Ear savers are often used to clip mask loops together at the back of the head, eliminating some of the irritation masks can cause on the ears. But just like most PPE, these ear savers were in short supply when the pandemic hit.
A conversation with Internal Medicine resident Dr. Dwip Parekh (MD’18), and other friends in the medical field sparked Peters’ interest.
“They were getting these ear savers that were made and donated from the community and they also saw some face shields that were made and printed. But some of the plastics weren’t the correct ones to be using – which means they weren’t safe around alcohol, they weren’t safe with hospital cleansing agents or hot environments, or they would case rashes on the skin,” said Peters.
Parekh emphasizes that these types of instruments were crucial in relieving some of the uncomfortable symptoms that comes with wearing a mask.
“For a couple of hours these basic surgical masks are OK to wear, but once you are wearing them for 12- or 28-hour shifts, the posterior side of the outer ears starts getting irritated and abrasive. It causes headaches and quite a bit of pain and discomfort, which interferes with the focus we need at work,” said Parekh.

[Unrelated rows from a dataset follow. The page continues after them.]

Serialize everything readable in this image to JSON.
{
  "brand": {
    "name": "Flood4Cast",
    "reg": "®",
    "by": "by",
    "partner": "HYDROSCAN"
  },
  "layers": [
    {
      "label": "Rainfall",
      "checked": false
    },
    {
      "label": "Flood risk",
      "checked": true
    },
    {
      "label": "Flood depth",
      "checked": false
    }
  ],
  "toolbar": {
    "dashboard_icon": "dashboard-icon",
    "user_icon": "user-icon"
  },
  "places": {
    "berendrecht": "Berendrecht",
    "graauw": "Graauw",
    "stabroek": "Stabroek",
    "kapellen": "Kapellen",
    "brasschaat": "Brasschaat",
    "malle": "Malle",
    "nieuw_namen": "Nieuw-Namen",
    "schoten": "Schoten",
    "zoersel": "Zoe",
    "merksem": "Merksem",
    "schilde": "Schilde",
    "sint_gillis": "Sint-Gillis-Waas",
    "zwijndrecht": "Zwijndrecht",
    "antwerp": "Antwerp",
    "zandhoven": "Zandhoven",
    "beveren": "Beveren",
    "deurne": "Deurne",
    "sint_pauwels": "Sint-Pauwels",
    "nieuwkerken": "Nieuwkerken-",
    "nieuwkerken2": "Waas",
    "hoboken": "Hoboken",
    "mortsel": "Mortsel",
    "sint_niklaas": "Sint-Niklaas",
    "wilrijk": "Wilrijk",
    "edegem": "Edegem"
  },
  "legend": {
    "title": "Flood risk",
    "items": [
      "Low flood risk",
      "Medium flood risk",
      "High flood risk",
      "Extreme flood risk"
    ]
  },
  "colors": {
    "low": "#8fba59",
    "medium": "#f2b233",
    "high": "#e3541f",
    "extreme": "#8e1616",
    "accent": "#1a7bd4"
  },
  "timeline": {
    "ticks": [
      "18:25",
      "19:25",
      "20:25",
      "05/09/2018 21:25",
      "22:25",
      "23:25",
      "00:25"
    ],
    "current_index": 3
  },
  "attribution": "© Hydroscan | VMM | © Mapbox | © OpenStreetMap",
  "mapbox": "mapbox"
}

Luckily, the insight and skills Peters gained during his time at the USST transferred into making ear savers and face shields. He reached out to 3S Health and the SHA and provided a prototype made with more durable plastic that could withstand cleaning agents, like alcohol and peroxide.
“We looked for alternatives – instead of using 3D printing plastic we went with a polystyrene. It [worked] quite well. It’s less expensive, recyclable, and also you can produce them a lot faster,” said Peters.
From there, he and his boss at Mitchinson Flight Centre got to work.
They made the designs and uploaded them to Peters’ personal website so others could download the blueprint. People began contacting the duo from all around Canada and even in the United States, asking them to produce their design.
Ultimately, their design was 14 times faster to produce, and 29 per cent stronger than the initial design that the National Institute of Health was distributing. Word spread and the demand was great so the pair ended up using the 3D printers and lasers at the USask Engineering labs to meet the demand of incoming orders.
While the demand was great, Peters always insisted they would only cover material costs.
“What we were doing is charging at cost to members of the public, but any medical, emergency services we were donating them for free,” said Peters.
At the beginning of July 2020, Peters had donated 11,000 ear savers and nearly 1,000 designs of his ear savers and face shields have been downloaded from their website.
Hoping to help
“I think the main thing was filling a need. I had seen a lot of people making and distributing these types of items, so I assumed it would be well covered. But when you hear about people using the wrong plastics or not having them well printed – they were failing when people are using them, the masks are falling off and the plastic is causing irritation to the skin, I was just hoping to help out and lend my experience in some way,” said Peters.
Throughout this experience, Peters was never concerned about his bottom line. He says he just wanted to help.
“We definitely didn’t want to take advantage of the pandemic. We’re just making sure they get out to people who need them, until they can get their own supply chain operational.”
Peters also maintains it was a culmination of efforts between many groups to see these designs come to realization. These groups include the 3D Printed Ear Savers Alliance Saskatoon, which has distributed over 3,800 ear savers, and Project Northern Lights, a group of engineers from across Canada producing PPE to aid in the pandemic response.
It’s a sentiment Parekh also holds.
“As we become alumni of [USask], what I find the most glorious is exactly this: A resident physician is able to reach out to a friend who is now an engineer and together we are able to come up with quick, efficient and practical solutions, which are able to help our community as a whole. If that is not what inter-professionalism is about, then I don’t know what it is about,” said Parekh.